Il vostro lavoro necessita di studio, di sensibilità, di esperienza, come tante altre professioni, ma comporta una particolare attenzione nei confronti della verità, della bontà e della bellezza; e questo ci rende particolarmente vicini, perché la Chiesa esiste per comunicare la Verità, la Bontà e la Bellezza “in persona”.

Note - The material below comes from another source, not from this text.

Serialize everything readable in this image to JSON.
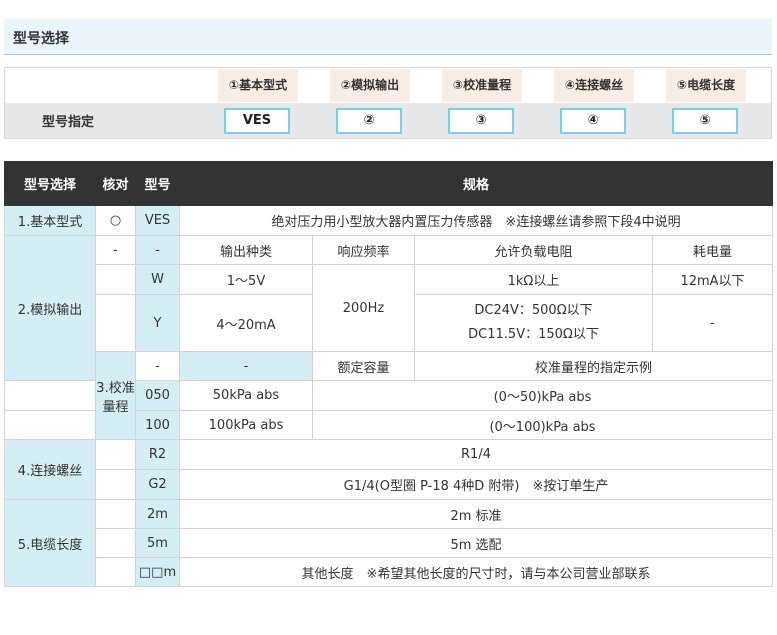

Sono parole che può pronunciare soltanto chi ha fede nell’esistenza della verità, del bene, della bellezza, che il cristiano Bergoglio vede perfettamente realizzate nel Cristo, ma che vorrebbe fossero di per sé presenti a quanti in ogni settore della vita pubblica hanno l’incarico di mostrare cose vere, buone, giuste, belle; cose degne di ammirazione, perché è da questo che in definitiva dipende che si ponga un argine al tumulto delle menzogne, delle propagande e delle opinioni che fomentano ingiustizia, bruttezza, irrealtà. Di siffatte parole potenti il nostro tempo ha bisogno, ma perché la Chiesa ne faccia uso legittimo deve lasciarsene impregnare, altrimenti risuoneranno a vuoto nel fluire indifferenziato del vaniloquio collettivo. Dunque, caro Goffredo, va bene sperare nel meglio, ben venga un profeta se è autentico, ma nella misura in cui ci assumiamo un ruolo pubblico, tocca innanzitutto a ciascuno di noi credere nella verità, nel bene, nella giustizia e nella bellezza.

        

Giancarlo Gaeta

In attesa del Regno, Quodlibet 2022, pp.140-43

 

* Nel libro di Giancarlo Gaeta In attesa del Regno, un capitolo porta il titolo Da Benedetto a Francesco. Lettere aperte a Goffredo Fofi, l’interlocutore che gli aveva chiesto di scrivere sulle dimissioni del papa. La prima lettera è del 26 febbraio 2013, all’indomani delle dimissioni; ma ad essa segue una seconda del 24 marzo 2013, che registra la sorpresa di parole e comportamenti di Papa Francesco. Parte di questa seconda lettera offre i termini per un giusto discernimento non solo di quel passaggio ma anche dello stato delle cose ai nostri giorni.